Machine Learning Discovers Over 10,000 Candidate Exoplanets in NASA Survey Data

Tianjiangshuo·

Machine Learning Discovers Over 10,000 Candidate Exoplanets in NASA Survey Data

Summary: Researchers using machine learning algorithms to analyze the first year of observations from NASA's Transiting Exoplanet Survey Satellite (TESS) have identified 10,091 new candidate exoplanets from a scan of 83 million faint stars—a discovery that could more than double humanity's confirmed exoplanet catalog of over 6,200 worlds.

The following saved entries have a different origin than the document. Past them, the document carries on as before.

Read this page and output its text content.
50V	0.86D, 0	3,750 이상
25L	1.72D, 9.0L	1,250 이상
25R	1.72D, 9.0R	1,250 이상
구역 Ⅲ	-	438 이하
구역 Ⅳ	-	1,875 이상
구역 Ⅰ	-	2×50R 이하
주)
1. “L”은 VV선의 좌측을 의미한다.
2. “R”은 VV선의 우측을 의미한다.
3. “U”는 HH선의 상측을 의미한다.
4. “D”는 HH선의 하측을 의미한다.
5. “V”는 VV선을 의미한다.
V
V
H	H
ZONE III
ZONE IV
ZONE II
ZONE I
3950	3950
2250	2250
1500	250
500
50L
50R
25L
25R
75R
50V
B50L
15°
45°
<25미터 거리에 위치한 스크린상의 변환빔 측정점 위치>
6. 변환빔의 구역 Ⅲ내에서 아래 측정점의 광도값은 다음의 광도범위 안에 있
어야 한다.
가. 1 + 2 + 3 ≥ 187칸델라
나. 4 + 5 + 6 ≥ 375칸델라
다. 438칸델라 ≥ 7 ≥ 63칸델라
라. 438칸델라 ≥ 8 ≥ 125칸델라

As of today, humanity has confirmed the existence of more than 6,200 exoplanets—worlds orbiting stars beyond our solar system. But a new study published in Nature may dramatically revise that number upward. Researchers applied machine learning to TESS's first year of observational data, systematically scanning 83 million stars and discovering 10,091 previously uncatalogued candidate bodies in a single survey.

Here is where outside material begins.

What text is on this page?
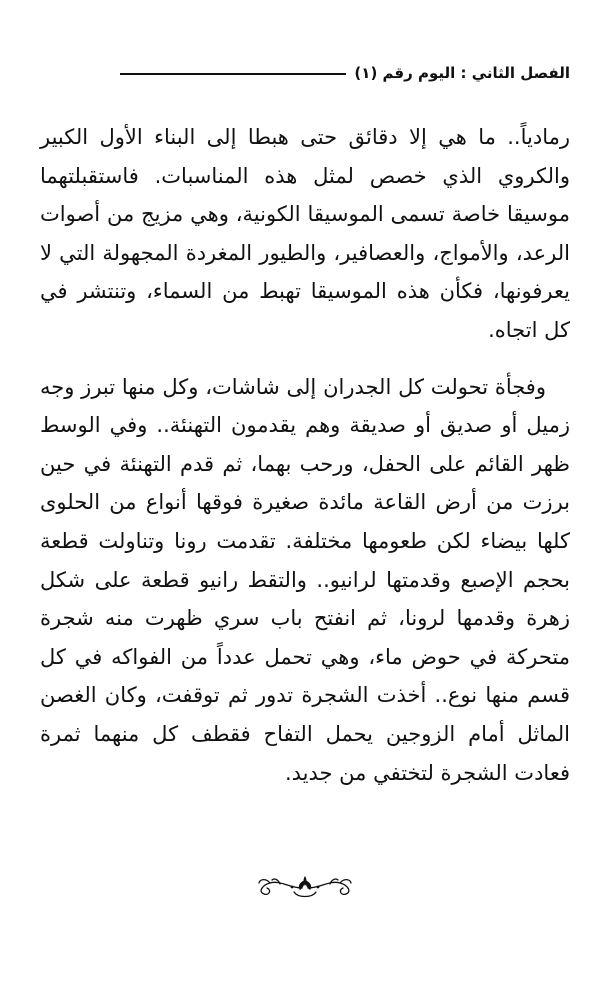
الفصل الثاني : اليوم رقم (١)

رمادياً.. ما هي إلا دقائق حتى هبطا إلى البناء الأول الكبير والكروي الذي خصص لمثل هذه المناسبات. فاستقبلتهما موسيقا خاصة تسمى الموسيقا الكونية، وهي مزيج من أصوات الرعد، والأمواج، والعصافير، والطيور المغردة المجهولة التي لا يعرفونها، فكأن هذه الموسيقا تهبط من السماء، وتنتشر في كل اتجاه.

وفجأة تحولت كل الجدران إلى شاشات، وكل منها تبرز وجه زميل أو صديق أو صديقة وهم يقدمون التهنئة.. وفي الوسط ظهر القائم على الحفل، ورحب بهما، ثم قدم التهنئة في حين برزت من أرض القاعة مائدة صغيرة فوقها أنواع من الحلوى كلها بيضاء لكن طعومها مختلفة. تقدمت رونا وتناولت قطعة بحجم الإصبع وقدمتها لرانيو.. والتقط رانيو قطعة على شكل زهرة وقدمها لرونا، ثم انفتح باب سري ظهرت منه شجرة متحركة في حوض ماء، وهي تحمل عدداً من الفواكه في كل قسم منها نوع.. أخذت الشجرة تدور ثم توقفت، وكان الغصن الماثل أمام الزوجين يحمل التفاح فقطف كل منهما ثمرة فعادت الشجرة لتختفي من جديد.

TESS detects exoplanets by identifying periodic "transits"—the subtle dimming of a star's light when a planet passes in front of it from the satellite's perspective. However, previous analysis methods focused primarily on brighter stars. The new study extended the search to stars 16 times fainter than typical TESS targets, revealing a vast population of candidates that had previously been overlooked.

All newly discovered candidates currently remain in "candidate" status pending confirmation. Some may ultimately prove to be non-planetary objects or merely noise in the data, while others could become prime targets in the search for extraterrestrial life. The research team plans to analyze additional TESS observation cycles to further expand the exoplanet database.